Brazilian society and Brazilian social work are mourning the brutal violence that has become the hallmark in the country against those who defend human and environmental rights. It is worth adding that those that support what they refer to disparagingly as anti-communists in the world has grown in an organized way and its promoters are willing to fight anyone who defends human rights and social rights. In Brazil, the extreme right has grown, supported by this international wave. A hate campaign against the "communists" has been going on and gathering supporters. At the same time, there is a process of apology for weapons coming from the central government itself (Sendado Federal). Along with this, religious fanaticism has grows (Pinheiro 2015), with an anti-communist discourse and enemy of the progress of customs. Consequently, whoever opposes the anti-humanist interests of the capitalists becomes the target of the threats of these new fanatics. The possibility of an escalation of violence in this scenario is real, although it all depends on a series of factors, vulnerable sectors such as favela residents and indigenous people already experience a climate of real violence and fear in their living environments (Sindsprev/rj 2022).

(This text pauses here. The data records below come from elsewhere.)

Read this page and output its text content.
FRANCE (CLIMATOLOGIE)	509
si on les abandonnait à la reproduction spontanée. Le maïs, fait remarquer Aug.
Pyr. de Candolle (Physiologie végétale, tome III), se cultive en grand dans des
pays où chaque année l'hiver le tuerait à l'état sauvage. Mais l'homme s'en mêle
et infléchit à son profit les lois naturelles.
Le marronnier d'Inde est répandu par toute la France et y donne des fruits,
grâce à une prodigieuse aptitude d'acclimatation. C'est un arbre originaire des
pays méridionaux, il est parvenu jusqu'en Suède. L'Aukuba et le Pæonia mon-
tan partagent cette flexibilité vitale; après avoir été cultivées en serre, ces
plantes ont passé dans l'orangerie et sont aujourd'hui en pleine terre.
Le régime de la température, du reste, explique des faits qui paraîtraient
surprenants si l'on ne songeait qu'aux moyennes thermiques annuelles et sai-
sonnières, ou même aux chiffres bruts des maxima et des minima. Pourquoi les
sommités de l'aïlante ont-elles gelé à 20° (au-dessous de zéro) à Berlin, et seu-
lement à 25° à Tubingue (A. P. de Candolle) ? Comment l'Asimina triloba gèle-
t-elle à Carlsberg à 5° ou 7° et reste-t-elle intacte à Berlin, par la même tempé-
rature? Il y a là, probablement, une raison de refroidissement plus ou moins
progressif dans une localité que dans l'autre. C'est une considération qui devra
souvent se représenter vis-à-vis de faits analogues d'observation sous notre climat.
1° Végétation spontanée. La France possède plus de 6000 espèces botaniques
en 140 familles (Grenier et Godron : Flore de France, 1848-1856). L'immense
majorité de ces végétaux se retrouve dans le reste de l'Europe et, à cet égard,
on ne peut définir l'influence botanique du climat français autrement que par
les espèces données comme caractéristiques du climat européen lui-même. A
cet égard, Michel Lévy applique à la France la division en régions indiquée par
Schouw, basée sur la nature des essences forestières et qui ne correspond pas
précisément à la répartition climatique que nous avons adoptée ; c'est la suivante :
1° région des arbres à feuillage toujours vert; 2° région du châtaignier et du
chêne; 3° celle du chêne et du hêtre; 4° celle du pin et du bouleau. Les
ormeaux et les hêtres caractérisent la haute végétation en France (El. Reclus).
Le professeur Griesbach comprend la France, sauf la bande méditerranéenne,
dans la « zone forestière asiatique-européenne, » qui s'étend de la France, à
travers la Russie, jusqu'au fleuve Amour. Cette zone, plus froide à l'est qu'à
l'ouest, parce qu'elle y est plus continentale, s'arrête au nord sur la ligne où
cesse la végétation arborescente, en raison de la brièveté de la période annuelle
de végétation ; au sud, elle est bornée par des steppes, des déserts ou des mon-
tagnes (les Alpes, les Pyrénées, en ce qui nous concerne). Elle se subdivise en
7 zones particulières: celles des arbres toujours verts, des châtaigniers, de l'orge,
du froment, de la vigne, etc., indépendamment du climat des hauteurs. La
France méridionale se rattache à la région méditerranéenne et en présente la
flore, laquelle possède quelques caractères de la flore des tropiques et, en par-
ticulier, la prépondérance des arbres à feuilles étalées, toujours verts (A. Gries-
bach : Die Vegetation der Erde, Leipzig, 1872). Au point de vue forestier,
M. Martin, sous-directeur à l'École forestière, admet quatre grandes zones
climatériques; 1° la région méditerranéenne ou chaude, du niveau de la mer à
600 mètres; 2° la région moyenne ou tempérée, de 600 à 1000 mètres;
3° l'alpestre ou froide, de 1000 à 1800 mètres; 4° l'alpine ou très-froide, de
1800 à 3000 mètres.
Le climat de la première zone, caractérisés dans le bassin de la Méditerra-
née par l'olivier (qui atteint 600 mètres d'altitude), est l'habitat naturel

These data mentioned above, which can be greatly expanded with more and more citations, are deeply concerning. For the Social Service, directly in contact with the people and social movements, may need protection if something serious happens in the country. There are precedents whose evidence of the increasing situation in Brazil is very similar. Let us think of the case of Rwanda, in Africa, in 1994, when the conflicts between the Hutu and Tutsi ethnic groups culminated in the murder of more than 800,000 Tutsis, victims of a paramilitary army, ideologically prepared, with the omission of colonizing and imperialist countries such as Belgium, France (Macron 2022) and the United States (Osservatario Diritti 2022), which, according to various sources, were aware of the danger of imminent genocide there. Racial hatred between ethnic groups was fierce in Rwanda. The Belgian government is interested in the Region, especially in the neighboring Democratic Republic of Congo (Euronews 2022), which has been experiencing a decades-long war whose number of deaths already characterizes that situation as the 'Black Holocaust'. The presence of minerals and ores of great importance for technological advancement, such as Coltan, makes capitalist countries turn a blind eye to the need to give dignity to those people. Further in Brazil, access to firearms by the population, mainly Protestants, is being increasingly encouraged, associated with hatred against leftists and defenders of social and human rights (Marques 2022). The manipulation of people's minds with anti-humanist and anti-communist ideals indicates the creation in the popular imagination of a situation in which one could have to kill people considered evil, against the family, without religion, and so on.

The International Association of Schools of Social Work (IASSW/AIETS) has as its ethical foundations the defense of human rights in any and all circumstances. When it comes to an attack on human rights in any country, the indignation of social workers around the world is, per se, great. But it becomes even greater when indigenous populations like the Amazon Indians are affected. For the blamelessness they possess transforms the atrocity against them into the greatest possible aggression against human beings.

Social workers are involved in these contexts where violence against human rights occurs in many countries and may also suffer the impact of these waves of violence. Thus, social work and its representative entities have the role of monitoring, denouncing and in dealing with both the populations that suffer such violence, such as indigenous people , human rights defenders, victims of land conflicts, and so on, and as with social workers who may be at professional risk in these regions. The attitude of scrutiny, support and denunciation can contribute positively to reducing conflicts and protecting social workers who fight for the protection of social and human rights.